1852 novel by William L.G. Smith

Life at the South; or, "Uncle Tom's Cabin" As It Is (also known by its shorter title of Uncle Tom's Cabin As It Is) is an 1852 plantation fiction novel written by William L.G. Smith.

== Overview ==
Uncle Tom's Cabin As It Is is an example of the anti-Tom or pro-slavery plantation literature genre, novels that were produced following the publication of the bestselling Uncle Tom's Cabin by abolitionist Harriet Beecher Stowe. Critics felt Stowe's work inaccurately depicted or otherwise exaggerated the evils of slaveholding.

Smith's novel follows the general pattern of most anti-Tom novels: a story of loyal slaves convinced to leave their benign masters by abolitionists who did not really care about their welfare. Like several of the genre, Smith also references Uncle Tom's Cabin throughout, both in title and in plot. Other anti-Tom novels followed similar strategies, such as Uncle Robin, in His Cabin in Virginia, and Tom Without One in Boston (1853).

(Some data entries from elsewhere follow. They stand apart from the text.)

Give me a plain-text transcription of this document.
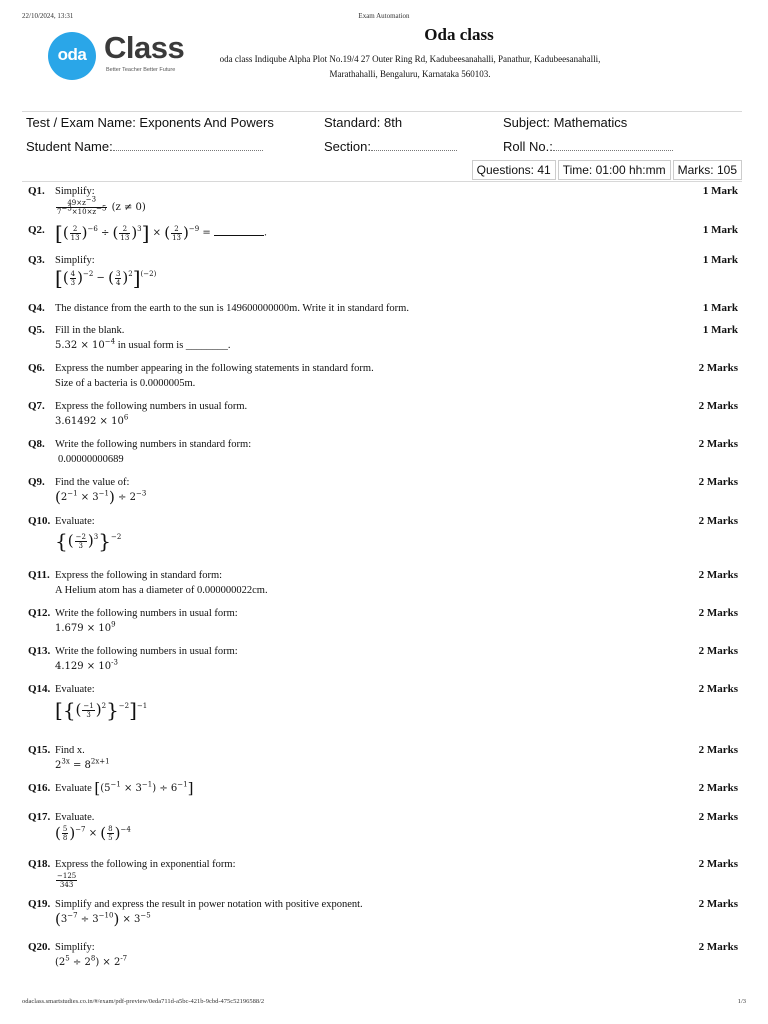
22/10/2024, 13:31	Exam Automation
oda Class
Better Teacher Better Future
Oda class
oda class Indiqube Alpha Plot No.19/4 27 Outer Ring Rd, Kadubeesanahalli, Panathur, Kadubeesanahalli,
Marathahalli, Bengaluru, Karnataka 560103.
Test / Exam Name: Exponents And Powers	Standard: 8th	Subject: Mathematics
Student Name:	Section:	Roll No.:
Questions: 41	Time: 01:00 hh:mm	Marks: 105
Q1. Simplify:
$\frac{49\times z^{-3}}{7^{-3}\times 10\times z^{-5}} (z \ne 0)$
1 Mark
Q2. [( $\frac{2}{13} )^{-6}$ ÷ ( $\frac{2}{13} )^3$] × ( $\frac{2}{13} )^{-9}$ =	.	1 Mark
Q3. Simplify:
[( $\frac{4}{3} )^{-2}$ − ( $\frac{3}{4} )^2]^{(-2)}$
1 Mark
Q4. The distance from the earth to the sun is 149600000000m. Write it in standard form.	1 Mark
Q5. Fill in the blank.
$5.32 \times 10^{-4}$ in usual form is ________.
1 Mark
Q6. Express the number appearing in the following statements in standard form.
Size of a bacteria is 0.0000005m.
2 Marks
Q7. Express the following numbers in usual form.
$3.61492 \times 10^6$
2 Marks
Q8. Write the following numbers in standard form:
0.00000000689
2 Marks
Q9. Find the value of:
$(2^{-1} \times 3^{-1}) \div 2^{-3}$
2 Marks
Q10. Evaluate:
{( $\frac{-2}{3} )^3\}^{-2}$
2 Marks
Q11. Express the following in standard form:
A Helium atom has a diameter of 0.000000022cm.
2 Marks
Q12. Write the following numbers in usual form:
$1.679 \times 10^9$
2 Marks
Q13. Write the following numbers in usual form:
$4.129 \times 10^{-3}$
2 Marks
Q14. Evaluate:
[{( $\frac{-1}{3} )^2\}^{-2}]^{-1}$
2 Marks
Q15. Find x.
$2^{3x} = 8^{2x+1}$
2 Marks
Q16. Evaluate $[(5^{-1} \times 3^{-1}) \div 6^{-1}]$	2 Marks
Q17. Evaluate.
( $\frac{5}{8} )^{-7}$ × ( $\frac{8}{5} )^{-4}$
2 Marks
Q18. Express the following in exponential form:
$\frac{-125}{343}$
2 Marks
Q19. Simplify and express the result in power notation with positive exponent.
$(3^{-7} \div 3^{-10}) \times 3^{-5}$
2 Marks
Q20. Simplify:
$(2^5 \div 2^8) \times 2^{-7}$
2 Marks
odaclass.smartstudies.co.in/#/exam/pdf-preview/0eda711d-a5bc-421b-9cbd-475c52196588/2	1/3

Smith's novel features a dedication to the southern American statesman Henry Clay from Kentucky, as an advocate of the American Colonization Society, which promoted resettlement of free blacks from the United States to Africa. Clay had died earlier in 1852, the year the novel was published.

== Plot ==
Smith's novel begins on a plantation in Virginia, owned by the benevolent and kindly Mr. Erskine. Among his slaves is Uncle Tom (Smith's version of Stowe's character), who is convinced to run away by an abolitionist schoolteacher from the North. The teacher is portrayed as envious of the prosperity of Erskine and seeks to ruin him by convincing his slaves to desert the plantation.

As Tom's journey continues, the man realizes that the abolitionists who are "helping" him wish to enslave him for their own ends. After being abused and mistreated in Buffalo, Illinois, after attempting to return home, Tom finally ends up in Canada. Erskine is waiting there to "rescue" Tom from his freedom and to take him back to "good old Virginia".

== In other works ==
- The main title of Smith's novel – Life at the South; or "Uncle Tom's Cabin" As It Is – resembles the full title of another anti-Tom novel, Aunt Phillis's Cabin: or, Southern Life As It Is by Mary Henderson Eastman, which was published the same year as Smith's novel. Eastman's novel was a bestseller, with tens of thousands of copies in circulation. Both novels likely based their titles on American Slavery As It Is: Testimony of a Thousand Witnesses, an 1839 volume co-authored by abolitionists Theodore Dwight Weld and the Grimké sisters. This had also been a source for some of Stowe's material for Uncle Tom's Cabin.